The Sixties Scoop explained

8 years ago
Duration 1:12
The Sixties Scoop happened in Canada from the 1960s to the late '80s and saw thousands of Indigenous children taken from their parents to be placed with white families.

The lawyers in the Federal Court action, however, made no such concession. They maintained, and still do, that Federal Court Judge Michel Shore, who was handling the matter, had signed off on the settlement on May 11, including the fee arrangement he called fair and reasonable. They nevertheless went back to Federal Court for one more judicial sign-off in light of the change on the Ontario end of the settlement.

On Aug. 2, Phelan, who took over the case from Shore, signed an order under which the lawyers in Federal Court would get their $37.5 million. 

However, the following day, after Belobaba had received a copy of the order, Phelan sent a note to the Federal Court parties in which he said his approval applied to the Scoop agreement "other than fees."

Almost a week later, Phelan questioned whether he could even rule on the fee issue.

"In light of Justice Shore's decision approving fees, what jurisdiction does the court have to consider the issue?" Phelan wrote.

In response, lawyer Celeste Poltak with Koskie Minsky in Toronto wrote Phelan to say there never was any new request for the judge to rule on the fees because "the amount was already approved by Justice Shore and Your Honour."

The letter goes on to point out that no one had appealed Shore's order and, as a result, the fee issue had been "finally disposed of." 
During what is known now as the Sixties Scoop, federal and provincial agencies would place ads like this in newspapers trying to place Indigenous children in white homes.

Nevertheless, in a case conference call Thursday, Phelan again asked for submissions before Aug. 31 on his authority to deal with the fee issue, and promised to render a decision within a week or so of that date, said Kirk Baert, another lawyer involved in the case.

In the interim, the lawyers acting in Superior Court — Jeffery Wilson and Morris Cooper — are waiting to see whether their $37.5 million will materialize.
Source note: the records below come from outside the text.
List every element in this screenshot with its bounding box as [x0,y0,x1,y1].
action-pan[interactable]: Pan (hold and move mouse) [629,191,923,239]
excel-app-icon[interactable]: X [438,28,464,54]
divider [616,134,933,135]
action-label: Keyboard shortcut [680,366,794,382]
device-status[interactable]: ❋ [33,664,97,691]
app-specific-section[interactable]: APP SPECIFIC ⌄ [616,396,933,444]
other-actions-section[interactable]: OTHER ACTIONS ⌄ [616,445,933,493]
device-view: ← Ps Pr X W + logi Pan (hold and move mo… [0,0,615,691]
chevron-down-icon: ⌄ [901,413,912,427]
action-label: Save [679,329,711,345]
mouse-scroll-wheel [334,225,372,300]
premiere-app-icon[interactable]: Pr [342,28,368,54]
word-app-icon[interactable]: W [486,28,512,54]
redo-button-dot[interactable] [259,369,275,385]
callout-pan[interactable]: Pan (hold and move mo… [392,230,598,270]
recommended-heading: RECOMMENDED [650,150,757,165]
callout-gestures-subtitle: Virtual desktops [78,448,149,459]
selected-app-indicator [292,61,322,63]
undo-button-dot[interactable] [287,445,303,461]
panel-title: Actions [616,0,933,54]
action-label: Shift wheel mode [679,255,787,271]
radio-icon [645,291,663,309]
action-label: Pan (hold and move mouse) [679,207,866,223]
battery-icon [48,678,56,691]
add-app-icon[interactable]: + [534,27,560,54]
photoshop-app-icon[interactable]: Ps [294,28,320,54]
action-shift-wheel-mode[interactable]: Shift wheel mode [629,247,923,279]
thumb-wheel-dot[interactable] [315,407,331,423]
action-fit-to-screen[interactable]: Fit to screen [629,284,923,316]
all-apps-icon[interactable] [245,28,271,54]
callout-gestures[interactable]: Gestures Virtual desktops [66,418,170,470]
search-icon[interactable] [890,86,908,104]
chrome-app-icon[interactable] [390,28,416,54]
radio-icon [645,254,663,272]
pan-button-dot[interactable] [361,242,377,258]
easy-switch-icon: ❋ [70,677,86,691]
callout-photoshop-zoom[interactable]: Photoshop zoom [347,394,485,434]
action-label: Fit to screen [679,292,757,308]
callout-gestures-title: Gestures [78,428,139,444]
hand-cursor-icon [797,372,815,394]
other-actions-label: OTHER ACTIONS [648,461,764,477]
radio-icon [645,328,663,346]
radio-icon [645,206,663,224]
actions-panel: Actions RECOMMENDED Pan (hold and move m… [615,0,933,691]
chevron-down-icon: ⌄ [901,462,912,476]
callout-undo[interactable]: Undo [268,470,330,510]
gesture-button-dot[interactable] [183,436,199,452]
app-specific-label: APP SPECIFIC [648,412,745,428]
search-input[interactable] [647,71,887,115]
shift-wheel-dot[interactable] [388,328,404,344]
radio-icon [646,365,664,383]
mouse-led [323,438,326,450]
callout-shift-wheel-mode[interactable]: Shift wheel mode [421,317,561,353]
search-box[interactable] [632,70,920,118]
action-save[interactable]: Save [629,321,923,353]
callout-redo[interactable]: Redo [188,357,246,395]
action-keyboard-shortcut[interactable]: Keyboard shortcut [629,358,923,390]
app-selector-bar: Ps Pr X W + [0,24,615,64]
They declined to comment on the latest twist but had previously said it would be grossly unfair for them to have to take home less than their Federal Court counterparts given Belobaba's criticism. 

In his decision in June, Belobaba was effusive in praising Wilson, whose small firm took on "enormous" risk by filing the case in 2009 and then put in millions of dollars in time without any guarantee of success.

"Bluntly put, this is as close a case of class counsel 'betting the firm' as I have seen," Belobaba wrote.

At the same time, the judge slammed "opportunistic" class-action lawyers who had acted in Federal Court, saying he was "stunned" they had admitted to collecting $10 million in fees for essentially having done not much at all.

In all, Belobaba said, the total legal bill should have been around $37.5 million — half what was agreed to — of which the Federal Court lawyers deserved no more than $12.5 million.

It now remains to be seen whether Phelan makes any changes to the fees and what Belobaba will decide regardless of what happens in Federal Court.